A mass, m1 = 9.36 kg, is in equilibrium while connected to a light spring of constant k = 112 N/m that is fastened to a wall.
A second mass, m2 = 6.71 kg, is slowly pushed up against mass m1, compressing the spring by the amount A = 0.201 m
The system is then released, and both masses start moving to the right on the frictionless surface. When m1 reaches the equilibrium point, m2 loses contact with m1 and moves to the right with speed v. Determine the value of v.
At the spring's equilbrium point, all of the stored potential energy of the compressed spring becomes kinetic energy of both masses. No further force is applied by the spring at that instant, and then the masses separate as the spring force reverses direction.
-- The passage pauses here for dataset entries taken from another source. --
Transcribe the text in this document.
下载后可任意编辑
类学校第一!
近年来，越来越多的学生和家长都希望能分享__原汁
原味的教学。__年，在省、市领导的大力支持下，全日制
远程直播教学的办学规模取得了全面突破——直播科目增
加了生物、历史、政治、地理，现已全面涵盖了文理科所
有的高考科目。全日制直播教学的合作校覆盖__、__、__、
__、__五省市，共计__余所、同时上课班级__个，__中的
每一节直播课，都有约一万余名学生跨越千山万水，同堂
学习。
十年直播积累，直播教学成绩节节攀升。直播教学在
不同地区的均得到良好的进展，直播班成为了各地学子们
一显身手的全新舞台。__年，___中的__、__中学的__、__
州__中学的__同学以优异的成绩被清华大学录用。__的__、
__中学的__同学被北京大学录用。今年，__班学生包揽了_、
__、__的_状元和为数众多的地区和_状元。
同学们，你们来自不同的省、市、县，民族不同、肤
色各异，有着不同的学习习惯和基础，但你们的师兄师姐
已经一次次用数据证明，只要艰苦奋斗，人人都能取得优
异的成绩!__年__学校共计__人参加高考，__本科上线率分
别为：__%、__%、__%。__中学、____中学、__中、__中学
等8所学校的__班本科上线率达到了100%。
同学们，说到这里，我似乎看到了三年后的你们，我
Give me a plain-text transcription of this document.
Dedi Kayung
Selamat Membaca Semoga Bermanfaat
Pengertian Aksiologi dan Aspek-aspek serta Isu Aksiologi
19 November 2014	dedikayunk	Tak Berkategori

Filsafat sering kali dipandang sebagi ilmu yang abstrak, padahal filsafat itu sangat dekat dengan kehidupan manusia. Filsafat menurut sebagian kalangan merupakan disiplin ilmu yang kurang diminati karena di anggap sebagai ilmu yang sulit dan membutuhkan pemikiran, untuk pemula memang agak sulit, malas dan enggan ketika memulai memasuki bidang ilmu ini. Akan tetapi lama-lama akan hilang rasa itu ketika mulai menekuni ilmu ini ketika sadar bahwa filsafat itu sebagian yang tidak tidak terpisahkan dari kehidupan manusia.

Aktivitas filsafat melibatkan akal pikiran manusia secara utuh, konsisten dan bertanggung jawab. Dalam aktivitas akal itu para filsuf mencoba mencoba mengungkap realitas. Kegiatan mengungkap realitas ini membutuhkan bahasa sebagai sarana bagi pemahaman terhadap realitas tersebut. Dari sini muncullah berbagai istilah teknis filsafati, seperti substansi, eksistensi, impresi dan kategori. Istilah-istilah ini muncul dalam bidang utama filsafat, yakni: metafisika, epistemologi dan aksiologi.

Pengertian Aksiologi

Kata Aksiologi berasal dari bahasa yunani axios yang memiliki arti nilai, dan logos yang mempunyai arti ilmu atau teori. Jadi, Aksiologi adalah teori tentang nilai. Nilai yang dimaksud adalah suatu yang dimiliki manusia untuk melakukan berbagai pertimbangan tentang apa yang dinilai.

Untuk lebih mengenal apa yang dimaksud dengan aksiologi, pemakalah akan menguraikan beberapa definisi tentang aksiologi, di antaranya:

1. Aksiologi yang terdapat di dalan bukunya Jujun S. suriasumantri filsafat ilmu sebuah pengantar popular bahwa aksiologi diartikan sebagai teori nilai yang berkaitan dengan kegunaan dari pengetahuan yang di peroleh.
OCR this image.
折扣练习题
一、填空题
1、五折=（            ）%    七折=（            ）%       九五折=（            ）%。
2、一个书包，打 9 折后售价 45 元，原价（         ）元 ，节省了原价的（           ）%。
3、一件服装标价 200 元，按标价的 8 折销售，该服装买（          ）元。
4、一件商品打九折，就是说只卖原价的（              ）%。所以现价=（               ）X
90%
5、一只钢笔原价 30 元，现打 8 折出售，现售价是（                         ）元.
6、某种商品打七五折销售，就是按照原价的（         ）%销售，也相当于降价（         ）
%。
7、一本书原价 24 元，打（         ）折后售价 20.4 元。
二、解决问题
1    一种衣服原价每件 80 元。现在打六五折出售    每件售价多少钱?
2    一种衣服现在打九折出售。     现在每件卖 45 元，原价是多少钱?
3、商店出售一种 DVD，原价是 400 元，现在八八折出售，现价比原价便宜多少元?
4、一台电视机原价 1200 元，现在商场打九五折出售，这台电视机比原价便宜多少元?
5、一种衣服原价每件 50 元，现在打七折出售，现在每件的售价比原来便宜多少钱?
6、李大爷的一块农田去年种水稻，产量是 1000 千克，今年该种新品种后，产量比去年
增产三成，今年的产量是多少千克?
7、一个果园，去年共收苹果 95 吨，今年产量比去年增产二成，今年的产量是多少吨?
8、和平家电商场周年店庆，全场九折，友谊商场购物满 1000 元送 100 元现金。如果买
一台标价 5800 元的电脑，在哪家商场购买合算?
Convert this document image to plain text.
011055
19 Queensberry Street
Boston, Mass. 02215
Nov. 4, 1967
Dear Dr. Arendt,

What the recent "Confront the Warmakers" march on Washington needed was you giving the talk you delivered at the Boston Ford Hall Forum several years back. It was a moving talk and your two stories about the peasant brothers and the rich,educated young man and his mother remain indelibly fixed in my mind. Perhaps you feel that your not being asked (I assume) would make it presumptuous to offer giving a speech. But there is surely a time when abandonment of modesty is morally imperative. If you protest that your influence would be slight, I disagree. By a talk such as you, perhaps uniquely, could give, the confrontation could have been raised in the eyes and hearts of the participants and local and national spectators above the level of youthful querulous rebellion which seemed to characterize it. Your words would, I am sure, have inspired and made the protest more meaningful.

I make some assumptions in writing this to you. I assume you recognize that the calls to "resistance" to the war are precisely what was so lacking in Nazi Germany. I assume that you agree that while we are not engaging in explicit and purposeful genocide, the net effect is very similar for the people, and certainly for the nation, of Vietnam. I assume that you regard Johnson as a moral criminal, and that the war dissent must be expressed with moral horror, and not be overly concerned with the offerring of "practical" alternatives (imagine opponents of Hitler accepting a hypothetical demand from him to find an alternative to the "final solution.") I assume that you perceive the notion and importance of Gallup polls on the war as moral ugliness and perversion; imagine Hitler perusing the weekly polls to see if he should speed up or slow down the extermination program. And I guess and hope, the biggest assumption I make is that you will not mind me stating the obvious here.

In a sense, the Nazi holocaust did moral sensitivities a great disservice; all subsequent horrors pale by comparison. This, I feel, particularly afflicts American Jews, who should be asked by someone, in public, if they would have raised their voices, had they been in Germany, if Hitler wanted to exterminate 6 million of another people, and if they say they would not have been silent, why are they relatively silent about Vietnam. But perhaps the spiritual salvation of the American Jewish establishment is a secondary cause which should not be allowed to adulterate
The V (of both masses) at that instant is given by
(1/2) k A^2 = (1/2)(m1 + m2) V^2
Solve for V
To determine the value of v, we need to use the principle of conservation of energy.
1. First, we need to find the potential energy stored in the compressed spring. The equation for potential energy stored in a spring is given by: PE = (1/2)kx^2, where k is the spring constant and x is the displacement from the equilibrium position. Here, k = 112 N/m and x = 0.201 m.
Substituting these values into the equation, we have:
PE = (1/2)(112 N/m)(0.201 m)^2
2. Next, we need to calculate the potential energy converted to kinetic energy when mass m1 reaches the equilibrium point. At the equilibrium point, all the potential energy stored in the spring is converted to kinetic energy. The equation for kinetic energy is given by: KE = (1/2)mv^2, where m is the mass and v is the velocity.
Since kinetic energy is conserved, it can be equated to the potential energy stored in the spring:
(1/2)mv^2 = (1/2)(112 N/m)(0.201 m)^2
3. Now, we can solve the equation for v by rearranging and plugging in the known values:
v^2 = (112 N/m)(0.201 m)^2 / m
v^2 = 4.512 Nm^2/kg
4. Finally, taking the square root of both sides gives us the value of v:
v = √(4.512 Nm^2/kg)
Calculating the square root of 4.512 Nm^2/kg, we find:
v = 2.122 m/s
Therefore, the value of v is 2.122 m/s.